Cultivating a Healthy Englewood for Pollinators

In the winter months honey bees gather in a ball around their queen and shake to stay warm. This vibrating ball slowly travels throughout their hive eating the honey reserves they have worked so hard for. In Colorado there are 946 native bees, not just honey bees. These indigenous bees play a key role in our agriculture and wild landscapes. 

Pollination is a keystone process in biodiversity: 80 percent of all flowering plant species are pollinated by animals, including vertebrates and mammals - but the main pollinators are insects.  Bees, birds and bats affect 35 percent of the world’s crop production; this means that one of every three bites of food we eat has grown thanks to a pollinator.

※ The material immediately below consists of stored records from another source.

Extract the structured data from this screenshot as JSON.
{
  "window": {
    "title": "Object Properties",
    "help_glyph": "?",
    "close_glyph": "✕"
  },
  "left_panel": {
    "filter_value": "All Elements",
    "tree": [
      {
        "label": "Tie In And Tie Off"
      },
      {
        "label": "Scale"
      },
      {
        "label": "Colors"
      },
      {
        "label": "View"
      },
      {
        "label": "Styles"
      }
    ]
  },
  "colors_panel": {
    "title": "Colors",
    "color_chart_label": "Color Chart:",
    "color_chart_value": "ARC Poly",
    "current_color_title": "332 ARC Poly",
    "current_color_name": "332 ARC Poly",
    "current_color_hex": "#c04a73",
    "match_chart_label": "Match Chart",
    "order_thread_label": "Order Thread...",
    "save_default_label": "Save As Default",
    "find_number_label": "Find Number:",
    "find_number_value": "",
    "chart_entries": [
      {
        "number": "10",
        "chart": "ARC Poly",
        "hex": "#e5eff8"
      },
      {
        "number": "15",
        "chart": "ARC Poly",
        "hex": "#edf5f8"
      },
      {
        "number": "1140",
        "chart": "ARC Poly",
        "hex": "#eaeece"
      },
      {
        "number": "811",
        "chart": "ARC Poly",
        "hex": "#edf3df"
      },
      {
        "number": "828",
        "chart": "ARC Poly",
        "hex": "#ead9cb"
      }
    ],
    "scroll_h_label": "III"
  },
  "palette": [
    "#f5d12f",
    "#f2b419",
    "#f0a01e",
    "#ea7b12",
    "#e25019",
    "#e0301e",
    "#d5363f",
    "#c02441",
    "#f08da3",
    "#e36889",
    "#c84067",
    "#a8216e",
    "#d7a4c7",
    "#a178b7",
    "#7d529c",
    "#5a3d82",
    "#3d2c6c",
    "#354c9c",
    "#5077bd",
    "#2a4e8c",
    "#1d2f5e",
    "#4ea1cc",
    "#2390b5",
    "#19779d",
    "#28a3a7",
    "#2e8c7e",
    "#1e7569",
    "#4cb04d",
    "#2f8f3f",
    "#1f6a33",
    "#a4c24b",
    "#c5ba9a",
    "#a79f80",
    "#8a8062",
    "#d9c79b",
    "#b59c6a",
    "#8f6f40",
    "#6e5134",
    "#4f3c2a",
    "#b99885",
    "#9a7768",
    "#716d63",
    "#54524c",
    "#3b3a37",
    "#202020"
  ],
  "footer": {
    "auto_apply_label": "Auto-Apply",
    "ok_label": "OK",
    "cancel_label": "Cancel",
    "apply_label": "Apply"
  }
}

To support pollinators plant a variety of native plants that bloom throughout the growing season.  And let those dandelions grow! They are the first food source for bees after the long cold winter. Bees also love the wild clover, common sage, and anything wild that comes out of the ground and flowers.

Ask your local nurseries for pesticide-free plants to avoid the neonicotinoids, which are a new class of systemic pesticides that can cause an entire plant to have a pesticide within it – leaves, pollen, etc.   Pesticides and herbicides are intended for specific pest species, but studies show that both immediate and long-term lethal consequences happen for non-target species such as bees, butterflies, and birds.

See the EWG’s ‘Clean 15’ and ‘Dirty Dozen’ lists for easy grocery shopping references on what foods tested low and high for pesticides each year.  Volunteers are needed to help plant the statewide pollinator highways - just check out the People and Pollinators Action Network website.

Let’s reduce and phase out biocide usage in Englewood for the health of our pollinators, people, and environment.  A large list of alternatives to biocides can be found at the Moms Across America website.